1 Big-market clubs. The Yankees will continue to grumble about the game's socialistic setup, but they have to feel pretty good about the details here. The luxury-tax threshold will increase from $178 million to $189 million starting in 2014, which will mitigate the 50-percent tax on teams that exceed the threshold for the fourth time --

  • a group that includes the Yankees and no one else.

Furthermore, the new draft-compensation system should help rich teams. A year from now, the Yankees would be more likely to offer a one-year deal for about $12.5 million to free-agent Nick Swisher -- and take on the risk that he'll accept it -- than would a small-market team.

2 Good and very good players. They'll no longer have their free-agent markets suppressed by the attachment of draft compensation. Only the elite players -- think Prince Fielder, Albert Pujols, Jose Reyes and C.J. Wilson from this year's class -- will be subject to draft compensation, and those are the types of players for whom teams don't mind surrendering draft picks.

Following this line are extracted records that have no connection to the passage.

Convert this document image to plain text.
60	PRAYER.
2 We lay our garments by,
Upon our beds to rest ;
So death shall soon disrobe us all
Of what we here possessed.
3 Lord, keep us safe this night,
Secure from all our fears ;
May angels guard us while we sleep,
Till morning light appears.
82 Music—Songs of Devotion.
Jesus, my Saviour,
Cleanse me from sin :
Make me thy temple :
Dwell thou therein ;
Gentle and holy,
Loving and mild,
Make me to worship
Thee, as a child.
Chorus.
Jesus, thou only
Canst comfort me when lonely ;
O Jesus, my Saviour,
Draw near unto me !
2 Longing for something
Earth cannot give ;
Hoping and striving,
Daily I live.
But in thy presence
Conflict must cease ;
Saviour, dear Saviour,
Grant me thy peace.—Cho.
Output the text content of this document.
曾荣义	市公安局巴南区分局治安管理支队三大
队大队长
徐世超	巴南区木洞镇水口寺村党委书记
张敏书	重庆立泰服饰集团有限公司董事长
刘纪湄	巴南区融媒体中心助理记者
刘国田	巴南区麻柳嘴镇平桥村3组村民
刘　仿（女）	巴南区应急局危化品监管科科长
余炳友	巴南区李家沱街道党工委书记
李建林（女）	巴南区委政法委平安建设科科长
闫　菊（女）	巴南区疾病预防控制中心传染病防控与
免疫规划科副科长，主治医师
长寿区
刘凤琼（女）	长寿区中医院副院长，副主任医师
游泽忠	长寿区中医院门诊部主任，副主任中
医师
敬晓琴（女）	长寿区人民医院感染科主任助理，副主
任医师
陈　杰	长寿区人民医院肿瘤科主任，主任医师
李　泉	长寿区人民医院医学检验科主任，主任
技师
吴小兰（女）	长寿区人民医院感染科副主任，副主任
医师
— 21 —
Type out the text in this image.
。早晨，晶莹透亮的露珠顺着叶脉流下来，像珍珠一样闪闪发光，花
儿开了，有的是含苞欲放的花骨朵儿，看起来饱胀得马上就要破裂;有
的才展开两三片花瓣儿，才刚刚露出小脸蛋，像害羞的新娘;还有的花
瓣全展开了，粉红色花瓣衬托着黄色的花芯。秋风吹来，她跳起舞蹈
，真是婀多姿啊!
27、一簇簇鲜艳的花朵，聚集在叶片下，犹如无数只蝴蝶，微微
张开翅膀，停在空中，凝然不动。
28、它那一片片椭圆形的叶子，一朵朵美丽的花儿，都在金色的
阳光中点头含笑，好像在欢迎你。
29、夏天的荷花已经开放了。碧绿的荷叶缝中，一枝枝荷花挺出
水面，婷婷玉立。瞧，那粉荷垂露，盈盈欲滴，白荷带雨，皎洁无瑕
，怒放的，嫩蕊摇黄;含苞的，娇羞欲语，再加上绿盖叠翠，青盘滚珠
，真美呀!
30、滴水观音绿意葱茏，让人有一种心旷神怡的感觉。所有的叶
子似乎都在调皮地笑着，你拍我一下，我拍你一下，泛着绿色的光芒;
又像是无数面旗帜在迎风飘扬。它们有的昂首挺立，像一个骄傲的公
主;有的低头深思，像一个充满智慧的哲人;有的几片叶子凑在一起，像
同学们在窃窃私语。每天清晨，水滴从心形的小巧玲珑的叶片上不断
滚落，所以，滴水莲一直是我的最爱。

3 Instant-replay enthusiasts. Once the umpires sign off on it, and they will, we'll have replay for fair/foul calls and trap plays. Next up: Safe/out calls.

4 True small-market teams. Starting in 2016, revenue-sharing will be limited to the clubs in the 15 smallest markets, as per a list already determined by players and owners. Big-market freeloaders such as the Washington Nationals will be on their own.

In addition, small-market clubs will be eligible for additional draft picks following the first and second rounds, and those picks can be traded.

5 Players with two years' service time. The class of "Super Twos," those between two and three years service who are eligible for the lucrative arbitration process, increased from the top 17 percent of the class to the top 22 percent."